Why trust Congress with health care when it messes up simple things like light bulbs?

The new mandated light bulbs don’t save as promised; produce inferior quality light; and 90% of them are made abroad. The old ones were mostly made in America. The new law has led to General Electric’s August announcement that it was shutting down incandescent bulb factories in Kentucky, Ohio and Virginia.

Light bulb researchers at Rensselaer Polytechnic Institute confirm that “A CFL can appear dimmer than expected.” It’s because the “equivalence” information on the packaging (comparing compact fluorescent lights—CFL’s—to incandescent bulbs) usually overstates significantly the amount of light they put out.

The new bulbs are “falling short” according to director Michael Siminovitch of the California Lighting Technology Center at the University of California, Davis—who has been an advocate of them. He admits, “In the pursuit of the holy grail, we stepped on the consumer.” Says Siminovitch, the CFL’s are “not lasting quite as long as consumers have been led to believe. . . . they don’t last very long.”

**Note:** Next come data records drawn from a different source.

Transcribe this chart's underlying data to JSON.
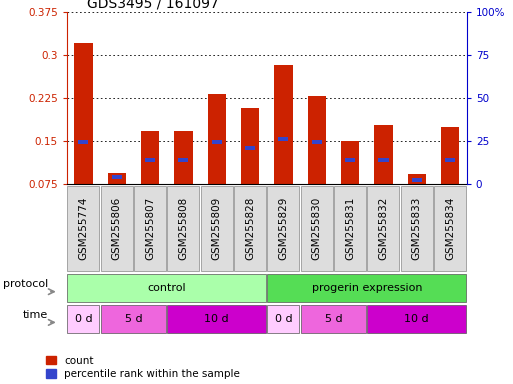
{
  "title": "GDS3495 / 161097",
  "samples": [
    "GSM255774",
    "GSM255806",
    "GSM255807",
    "GSM255808",
    "GSM255809",
    "GSM255828",
    "GSM255829",
    "GSM255830",
    "GSM255831",
    "GSM255832",
    "GSM255833",
    "GSM255834"
  ],
  "bar_heights": [
    0.32,
    0.095,
    0.168,
    0.168,
    0.232,
    0.207,
    0.283,
    0.228,
    0.15,
    0.178,
    0.093,
    0.175
  ],
  "blue_marker_heights": [
    0.148,
    0.088,
    0.118,
    0.118,
    0.148,
    0.138,
    0.153,
    0.148,
    0.118,
    0.118,
    0.083,
    0.118
  ],
  "ylim_left": [
    0.075,
    0.375
  ],
  "ylim_right": [
    0,
    100
  ],
  "yticks_left": [
    0.075,
    0.15,
    0.225,
    0.3,
    0.375
  ],
  "yticks_right": [
    0,
    25,
    50,
    75,
    100
  ],
  "ytick_labels_right": [
    "0",
    "25",
    "50",
    "75",
    "100%"
  ],
  "bar_color": "#cc2200",
  "blue_color": "#3344cc",
  "protocol_ctrl_color": "#aaffaa",
  "protocol_prog_color": "#55dd55",
  "time_color_0d": "#ffccff",
  "time_color_5d": "#ee66dd",
  "time_color_10d": "#cc00cc",
  "sample_cell_color": "#dddddd",
  "protocol_label": "protocol",
  "time_label": "time",
  "legend_count_label": "count",
  "legend_pct_label": "percentile rank within the sample",
  "bg_color": "#ffffff",
  "axis_color_left": "#cc2200",
  "axis_color_right": "#0000cc",
  "title_fontsize": 10,
  "tick_fontsize": 7.5,
  "label_fontsize": 8,
  "cell_fontsize": 7.5
}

The whole premise was that consumers would pay significantly more to buy bulbs, but ultimately would save on electric bills. It appears the lifespan and energy figures touted by Congress don’t match up well with the products being sold to consumers.

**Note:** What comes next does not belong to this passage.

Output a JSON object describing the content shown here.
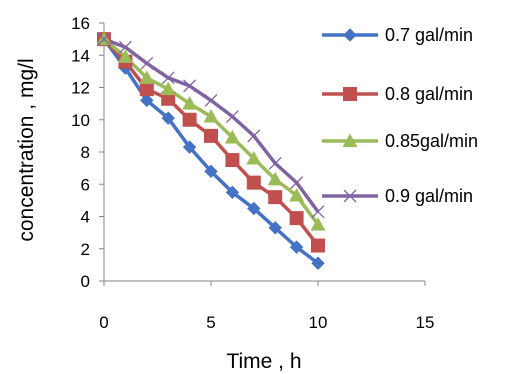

Other problems include dimmer than expected light even after the bulbs warm up; a lesser quality of light that contributes to eye strain plus off-color appearances; and aesthetics suffer in fixtures intended for shaped bulbs, such as flame or globe shapes.

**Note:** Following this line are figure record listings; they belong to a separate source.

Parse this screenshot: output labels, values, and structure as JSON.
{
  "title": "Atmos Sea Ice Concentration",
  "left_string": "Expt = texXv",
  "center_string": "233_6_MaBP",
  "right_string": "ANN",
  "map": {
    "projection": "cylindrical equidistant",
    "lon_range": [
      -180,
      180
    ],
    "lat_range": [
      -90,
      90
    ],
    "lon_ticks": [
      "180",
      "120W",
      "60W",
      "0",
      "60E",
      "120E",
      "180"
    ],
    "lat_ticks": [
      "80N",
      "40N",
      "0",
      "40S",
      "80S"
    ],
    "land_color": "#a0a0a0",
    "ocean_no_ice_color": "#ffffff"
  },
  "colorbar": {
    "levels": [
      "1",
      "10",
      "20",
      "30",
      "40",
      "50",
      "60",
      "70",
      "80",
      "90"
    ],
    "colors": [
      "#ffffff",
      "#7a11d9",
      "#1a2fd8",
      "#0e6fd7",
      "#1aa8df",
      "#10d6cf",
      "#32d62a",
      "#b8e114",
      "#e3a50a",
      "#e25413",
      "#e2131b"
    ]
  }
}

Bulb-makers, however, can earn bigger profits by selling bulbs that typically cost six to ten times more than the old variety. A typical markup is said to be 30% for the wholesaler and another 30% for the retailer.

Even electric companies are accused of taking advantage of consumers. Ohio’s First Energy had ordered millions of new CFL bulbs to deliver to its customers, but had to back off when its plan to bill them $21 for a pair of bulbs was reported by the media.

Most of us screw in light bulbs; Congress screws them up. Can these people be trusted with redesigning a full one-sixth of America’s economy through “health care reform”?